#EuroBasket2015, è grande Italia contro la Spagna: 105-98. Ed oggi c’è la Germania…

Grandissima vittoria della Nazionale Italiana di Basket ad Eurobasket 2015. A Berlino, nella terza partita del girone di qualificazione, gli azzurri hanno battuto la Spagna per 105-98, portando a casa la seconda vittoria consecutiva e piazzandosi momentaneamente al terzo posto nel loro girone. Oggi l’Italia affronta i padroni di casa della Germania, mentre domani la squadra di Pianigiani affronterà la Serbia, unica squadra ancora a punteggio pieno. Agli azzurri basterà un’altra vittoria per essere matematicamente qualificata alla seconda fase.

Partiamo dalle due gare precedenti, quella persa con la Turchia del diabolico Ataman e quella vinta contro la Finlandia, che non avevano trasmesso delle buone sensazioni.
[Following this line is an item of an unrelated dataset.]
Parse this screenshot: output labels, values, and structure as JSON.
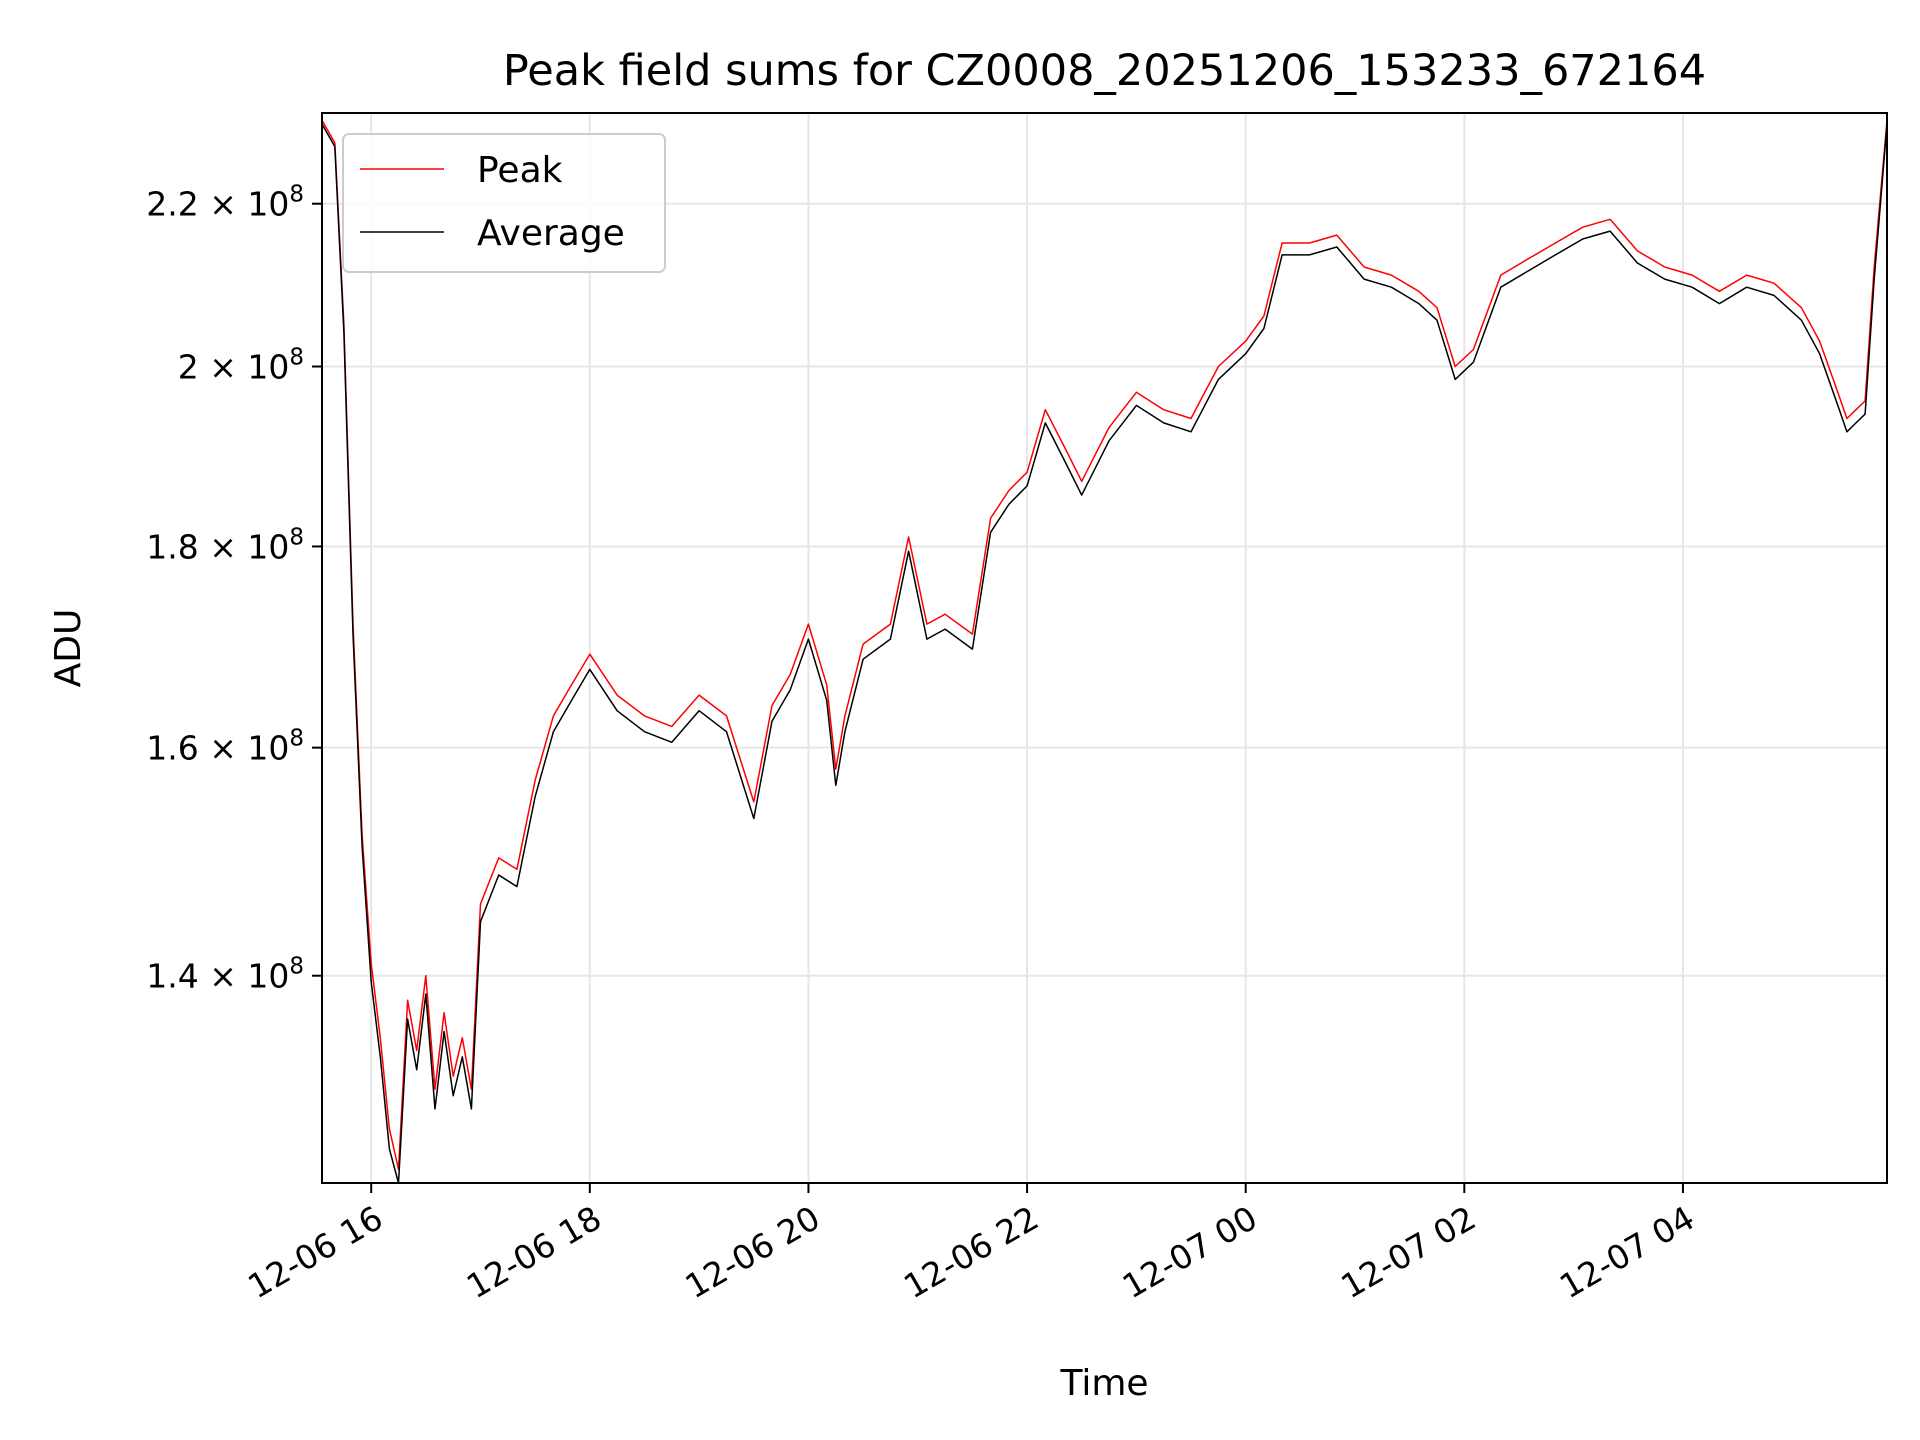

Sulle cause di queste due prestazioni al di sotto delle aspettative si erano espressi migliaia di CT e giocatori italiani, che avrebbero fatto meglio di Pianigiani se seduti in panchina, o meglio di Bargnani e Gentile se fossero stati in campo. Nonostante tutto mi era sembrato di cogliere segnali positivi, come la voglia di lottare e crederci fino alla fine, sia nella rincorsa contro la Turchia, sia nel tira e molla contro la Finlandia dove abbiamo perso Datome per infortunio (a proposito, europeo finito per Gigi) e dove Gallinari è stato messo fuori gioco dai problemi di falli. Si era visto un gruppo unito, cosa che non sempre riusciamo a vedere nelle nazionali. Era mancata la qualità a causa di diversi fattori, ma gli avversari in entrambe le occasioni hanno fatto il loro, forse anche di più, ed è un fattore che va tenuto in considerazione nel nostro bellissimo sport.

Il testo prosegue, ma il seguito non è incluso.